The gravitational wave spectrum of non-axisymmetric, freely precessing neutron stars

TL;DR

This paper calculates the second-order gravitational wave spectrum of precessing neutron stars, revealing a new spectral line that could be observed by advanced LIGO, enabling detailed insights into neutron star structure.

Contribution

It extends previous models by including second-order effects in wobble angle, predicting a new spectral line in gravitational wave emissions from precessing neutron stars.

Findings

Second-order spectral line emerges in gravitational wave spectrum.

Potential observability of the second-order line with advanced LIGO.

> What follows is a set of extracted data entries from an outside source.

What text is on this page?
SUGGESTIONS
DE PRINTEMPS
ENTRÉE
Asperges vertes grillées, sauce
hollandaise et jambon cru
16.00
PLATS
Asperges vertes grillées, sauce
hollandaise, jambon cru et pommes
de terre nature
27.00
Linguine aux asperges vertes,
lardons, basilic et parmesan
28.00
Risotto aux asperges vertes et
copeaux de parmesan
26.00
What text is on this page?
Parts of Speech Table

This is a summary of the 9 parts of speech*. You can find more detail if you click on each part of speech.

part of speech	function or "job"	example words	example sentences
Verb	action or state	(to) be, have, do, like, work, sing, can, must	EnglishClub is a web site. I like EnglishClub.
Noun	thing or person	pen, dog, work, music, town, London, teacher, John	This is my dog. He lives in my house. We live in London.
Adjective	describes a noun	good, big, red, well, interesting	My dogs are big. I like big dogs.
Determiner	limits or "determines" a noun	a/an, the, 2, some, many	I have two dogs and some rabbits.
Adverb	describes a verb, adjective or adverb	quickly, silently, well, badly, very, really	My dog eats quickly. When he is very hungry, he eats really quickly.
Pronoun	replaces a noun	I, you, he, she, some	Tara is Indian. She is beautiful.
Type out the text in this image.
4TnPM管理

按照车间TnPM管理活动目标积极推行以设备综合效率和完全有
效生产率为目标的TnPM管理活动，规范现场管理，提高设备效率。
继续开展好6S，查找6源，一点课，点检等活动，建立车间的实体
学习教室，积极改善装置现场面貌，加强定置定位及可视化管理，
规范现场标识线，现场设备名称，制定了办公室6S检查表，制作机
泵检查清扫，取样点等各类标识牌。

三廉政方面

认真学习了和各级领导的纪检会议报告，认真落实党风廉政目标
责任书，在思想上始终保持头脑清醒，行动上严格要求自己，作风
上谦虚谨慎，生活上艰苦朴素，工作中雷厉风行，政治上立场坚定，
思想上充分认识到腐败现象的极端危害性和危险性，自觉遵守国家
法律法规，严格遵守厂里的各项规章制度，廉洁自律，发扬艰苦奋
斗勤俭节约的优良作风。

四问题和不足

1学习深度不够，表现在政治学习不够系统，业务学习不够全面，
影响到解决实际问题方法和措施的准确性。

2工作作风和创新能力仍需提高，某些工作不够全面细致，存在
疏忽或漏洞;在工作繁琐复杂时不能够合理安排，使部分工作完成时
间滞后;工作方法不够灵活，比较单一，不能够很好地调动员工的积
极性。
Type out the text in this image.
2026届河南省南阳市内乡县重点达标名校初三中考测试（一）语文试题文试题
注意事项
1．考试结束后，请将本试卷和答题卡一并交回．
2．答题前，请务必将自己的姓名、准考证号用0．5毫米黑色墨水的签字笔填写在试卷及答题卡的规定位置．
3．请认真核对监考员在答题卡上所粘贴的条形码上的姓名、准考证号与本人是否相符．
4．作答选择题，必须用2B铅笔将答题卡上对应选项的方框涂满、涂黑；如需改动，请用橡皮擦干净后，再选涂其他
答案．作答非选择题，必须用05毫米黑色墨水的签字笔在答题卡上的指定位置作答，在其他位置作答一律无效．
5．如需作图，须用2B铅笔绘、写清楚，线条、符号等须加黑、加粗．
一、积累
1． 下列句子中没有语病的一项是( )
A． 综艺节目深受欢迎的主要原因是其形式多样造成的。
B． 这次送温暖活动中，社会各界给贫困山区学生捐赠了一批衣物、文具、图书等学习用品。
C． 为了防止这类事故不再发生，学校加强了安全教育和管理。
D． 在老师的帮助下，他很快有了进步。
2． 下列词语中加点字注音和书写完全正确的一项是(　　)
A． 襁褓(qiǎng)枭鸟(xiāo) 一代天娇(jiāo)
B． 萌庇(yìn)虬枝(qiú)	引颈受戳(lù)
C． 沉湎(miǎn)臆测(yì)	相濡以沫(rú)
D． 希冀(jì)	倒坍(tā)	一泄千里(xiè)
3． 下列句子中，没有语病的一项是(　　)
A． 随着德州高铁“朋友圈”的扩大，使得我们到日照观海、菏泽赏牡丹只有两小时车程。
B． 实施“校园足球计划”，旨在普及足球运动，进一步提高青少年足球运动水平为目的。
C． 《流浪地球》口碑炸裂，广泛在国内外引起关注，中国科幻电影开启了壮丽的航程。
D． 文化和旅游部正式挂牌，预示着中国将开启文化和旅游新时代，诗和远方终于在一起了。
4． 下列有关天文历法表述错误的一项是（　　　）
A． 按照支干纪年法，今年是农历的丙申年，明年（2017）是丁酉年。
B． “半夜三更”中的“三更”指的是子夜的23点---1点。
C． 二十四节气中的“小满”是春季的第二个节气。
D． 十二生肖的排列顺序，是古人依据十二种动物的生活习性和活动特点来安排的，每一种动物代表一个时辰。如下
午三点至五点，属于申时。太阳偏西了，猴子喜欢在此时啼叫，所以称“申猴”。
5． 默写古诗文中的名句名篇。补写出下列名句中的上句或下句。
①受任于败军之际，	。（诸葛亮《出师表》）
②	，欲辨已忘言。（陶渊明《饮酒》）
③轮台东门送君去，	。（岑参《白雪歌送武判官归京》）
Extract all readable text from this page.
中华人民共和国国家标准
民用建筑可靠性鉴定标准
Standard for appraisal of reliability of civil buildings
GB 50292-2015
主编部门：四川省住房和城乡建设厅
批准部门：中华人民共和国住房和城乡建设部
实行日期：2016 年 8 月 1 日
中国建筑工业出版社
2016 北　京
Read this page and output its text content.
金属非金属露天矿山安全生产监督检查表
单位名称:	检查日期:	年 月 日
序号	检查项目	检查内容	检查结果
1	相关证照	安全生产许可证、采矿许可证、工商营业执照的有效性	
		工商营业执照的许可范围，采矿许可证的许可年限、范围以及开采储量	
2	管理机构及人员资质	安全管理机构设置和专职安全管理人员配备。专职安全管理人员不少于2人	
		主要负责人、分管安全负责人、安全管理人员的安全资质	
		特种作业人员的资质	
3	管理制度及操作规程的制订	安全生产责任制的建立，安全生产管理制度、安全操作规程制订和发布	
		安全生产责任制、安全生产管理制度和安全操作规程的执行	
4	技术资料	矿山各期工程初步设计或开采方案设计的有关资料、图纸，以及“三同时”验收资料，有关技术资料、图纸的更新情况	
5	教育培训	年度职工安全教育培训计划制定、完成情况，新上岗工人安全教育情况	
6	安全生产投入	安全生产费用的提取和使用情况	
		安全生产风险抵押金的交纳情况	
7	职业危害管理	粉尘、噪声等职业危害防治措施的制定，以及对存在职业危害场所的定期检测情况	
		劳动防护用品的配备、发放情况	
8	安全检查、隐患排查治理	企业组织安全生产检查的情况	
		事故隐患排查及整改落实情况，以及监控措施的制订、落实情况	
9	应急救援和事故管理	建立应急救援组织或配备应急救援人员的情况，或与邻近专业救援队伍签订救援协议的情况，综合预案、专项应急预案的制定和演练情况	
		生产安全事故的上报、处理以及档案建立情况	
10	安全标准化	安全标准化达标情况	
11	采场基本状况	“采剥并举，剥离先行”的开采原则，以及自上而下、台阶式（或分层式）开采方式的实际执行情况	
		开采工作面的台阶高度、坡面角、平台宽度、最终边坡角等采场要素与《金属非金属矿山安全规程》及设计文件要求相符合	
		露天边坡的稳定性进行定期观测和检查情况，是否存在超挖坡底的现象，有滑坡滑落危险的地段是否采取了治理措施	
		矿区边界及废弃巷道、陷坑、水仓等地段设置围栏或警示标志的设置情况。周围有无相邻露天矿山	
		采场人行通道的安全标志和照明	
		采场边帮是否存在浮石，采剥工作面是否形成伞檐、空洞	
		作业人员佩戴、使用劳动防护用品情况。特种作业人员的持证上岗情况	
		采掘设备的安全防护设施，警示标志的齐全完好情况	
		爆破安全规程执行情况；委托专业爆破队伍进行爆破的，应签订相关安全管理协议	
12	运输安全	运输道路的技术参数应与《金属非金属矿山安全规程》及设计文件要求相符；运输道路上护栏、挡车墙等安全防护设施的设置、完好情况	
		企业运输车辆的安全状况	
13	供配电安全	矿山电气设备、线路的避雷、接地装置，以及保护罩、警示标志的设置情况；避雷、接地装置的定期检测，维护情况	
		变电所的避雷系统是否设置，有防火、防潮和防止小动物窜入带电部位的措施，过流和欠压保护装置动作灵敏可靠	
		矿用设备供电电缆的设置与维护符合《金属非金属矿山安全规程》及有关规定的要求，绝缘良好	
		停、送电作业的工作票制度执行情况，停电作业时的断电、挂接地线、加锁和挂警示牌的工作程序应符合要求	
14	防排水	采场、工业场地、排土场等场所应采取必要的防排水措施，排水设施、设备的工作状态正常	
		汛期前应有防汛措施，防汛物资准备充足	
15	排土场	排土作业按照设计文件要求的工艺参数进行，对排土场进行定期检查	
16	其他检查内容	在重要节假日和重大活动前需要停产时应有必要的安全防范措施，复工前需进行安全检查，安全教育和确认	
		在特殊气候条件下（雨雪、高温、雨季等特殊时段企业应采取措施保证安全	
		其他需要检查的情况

Measurement of wobble angle and star properties from spectral data.

Abstract

Evidence for free precession has been observed in the radio signature of several pulsars. Freely precessing pulsars radiate gravitationally at frequencies near the rotation rate and twice the rotation rate, which for rotation frequencies greater than $\sim 10$ Hz is in the LIGO band. In older work, the gravitational wave spectrum of a precessing neutron star has been evaluated to first order in a small precession angle. Here we calculate the contributions to second order in the wobble angle, and we find that a new spectral line emerges. We show that for reasonable wobble angles, the second-order line may well be observable with the proposed advanced LIGO detector for precessing neutron stars as far away as the galactic center. Observation of the full second-order spectrum permits a direct measurement of the star's wobble angle, oblateness, and deviation from axisymmetry, with the potential to significantly increase our understanding of neutron star structure.